Desoxycorticosterone pivalate

Clinical data
- Trade names: Zycortal, Percorten V, Percorten M, Neocortin Depositum, Neocortodina Depositum, Neodin Depositum
- Other names: DOCP; Deoxycorticosterone pivalate; Desoxycortone pivalate; Deoxycortone pivalate; Percoten pivalate; Desoxycorticosterone trimethylacetate; Desoxycorticosterone trimethyl acetate; DCT; DOC-TMA; SC-46312; 21-Hydroxypregn-4-ene-3,20-dione pivalate; 21-(2,2-Dimethyl-1-oxopropoxy)pregn-4-ene-3,20-dione
- Routes of administration: Intramuscular injection
- Drug class: Corticosteroid; Mineralocorticoid
- ATC code: H02AA03 (WHO) ;

Identifiers
- IUPAC name [2-[(8S,9S,10R,13S,14S,17S)-10,13-dimethyl-3-oxo-1,2,6,7,8,9,11,12,14,15,16,17-dodecahydrocyclopenta[a]phenanthren-17-yl]-2-oxoethyl] 2,2-dimethylpropanoate;
- CAS Number: 808-48-0;
- PubChem CID: 11876263;
- DrugBank: DB01134;
- ChemSpider: 10050591;
- UNII: 16665T4A2X;
- KEGG: D03699;
- ChEBI: CHEBI:50782;
- ChEMBL: ChEMBL1200592;
- CompTox Dashboard (EPA): DTXSID8046036 ;
- ECHA InfoCard: 100.011.242

Chemical and physical data
- Formula: C_{26}H_{38}O_{4}
- Molar mass: 414.586 g·mol^{−1}
- 3D model (JSmol): Interactive image;
- SMILES C[C@]12CC[C@H]3[C@H]([C@@H]1CC[C@@H]2C(=O)COC(=O)C(C)(C)C)CCC4=CC(=O)CC[C@]34C;
- InChI InChI=1S/C26H38O4/c1-24(2,3)23(29)30-15-22(28)21-9-8-19-18-7-6-16-14-17(27)10-12-25(16,4)20(18)11-13-26(19,21)5/h14,18-21H,6-13,15H2,1-5H3/t18-,19-,20-,21+,25-,26-/m0/s1; Key:VVOIQBFMTVCINR-WWMZEODYSA-N;

= Desoxycorticosterone pivalate =

Chemical compound

Deoxycorticosterone pivalate (DOCP), also known as desoxycorticosterone trimethyl acetate (DOC-TMA or DCT) and sold under the brand names Zycortal, Percorten V, and Percorten M, is a mineralocorticoid medication and a mineralocorticoid ester.

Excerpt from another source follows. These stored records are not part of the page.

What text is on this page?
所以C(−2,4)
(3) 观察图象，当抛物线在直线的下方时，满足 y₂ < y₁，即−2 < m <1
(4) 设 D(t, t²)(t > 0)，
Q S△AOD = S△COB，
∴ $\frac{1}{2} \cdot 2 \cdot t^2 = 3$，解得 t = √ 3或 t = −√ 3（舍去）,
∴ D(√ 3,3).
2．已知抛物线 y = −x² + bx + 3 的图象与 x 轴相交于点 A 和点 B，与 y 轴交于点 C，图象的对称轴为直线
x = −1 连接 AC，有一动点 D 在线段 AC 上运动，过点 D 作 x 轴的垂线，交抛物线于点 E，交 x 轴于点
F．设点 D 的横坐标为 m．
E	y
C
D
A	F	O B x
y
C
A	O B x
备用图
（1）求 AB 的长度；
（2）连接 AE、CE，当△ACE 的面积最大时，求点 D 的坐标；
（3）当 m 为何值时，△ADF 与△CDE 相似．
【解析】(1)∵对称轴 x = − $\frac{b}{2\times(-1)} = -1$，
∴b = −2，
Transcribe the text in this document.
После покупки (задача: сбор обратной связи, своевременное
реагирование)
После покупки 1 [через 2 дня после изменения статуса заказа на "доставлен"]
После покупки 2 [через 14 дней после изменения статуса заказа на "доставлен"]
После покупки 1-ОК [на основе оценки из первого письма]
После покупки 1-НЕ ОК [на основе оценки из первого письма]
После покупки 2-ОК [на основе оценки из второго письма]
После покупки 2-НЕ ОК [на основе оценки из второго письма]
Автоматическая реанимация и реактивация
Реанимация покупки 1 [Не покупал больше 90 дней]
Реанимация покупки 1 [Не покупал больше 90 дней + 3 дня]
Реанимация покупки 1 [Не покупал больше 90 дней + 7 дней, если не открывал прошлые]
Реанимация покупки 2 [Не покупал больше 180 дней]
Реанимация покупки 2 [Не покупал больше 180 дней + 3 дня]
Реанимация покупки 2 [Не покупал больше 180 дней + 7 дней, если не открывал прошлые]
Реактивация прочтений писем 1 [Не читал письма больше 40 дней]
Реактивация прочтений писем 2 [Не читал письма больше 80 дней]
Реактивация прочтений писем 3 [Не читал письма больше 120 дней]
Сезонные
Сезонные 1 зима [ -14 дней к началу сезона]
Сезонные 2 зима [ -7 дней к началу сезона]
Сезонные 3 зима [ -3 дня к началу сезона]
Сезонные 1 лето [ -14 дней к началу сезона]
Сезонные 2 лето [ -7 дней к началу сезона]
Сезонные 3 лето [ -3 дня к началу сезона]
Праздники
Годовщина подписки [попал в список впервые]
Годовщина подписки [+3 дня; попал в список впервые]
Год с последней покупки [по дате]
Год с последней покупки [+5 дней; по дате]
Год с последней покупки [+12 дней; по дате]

It is formulated as a microcrystalline aqueous suspension, is administered by intramuscular injection at regular intervals, and has a prolonged duration of action. The medication is the C21 pivalate (trimethylacetate) ester of 11-deoxycorticosterone.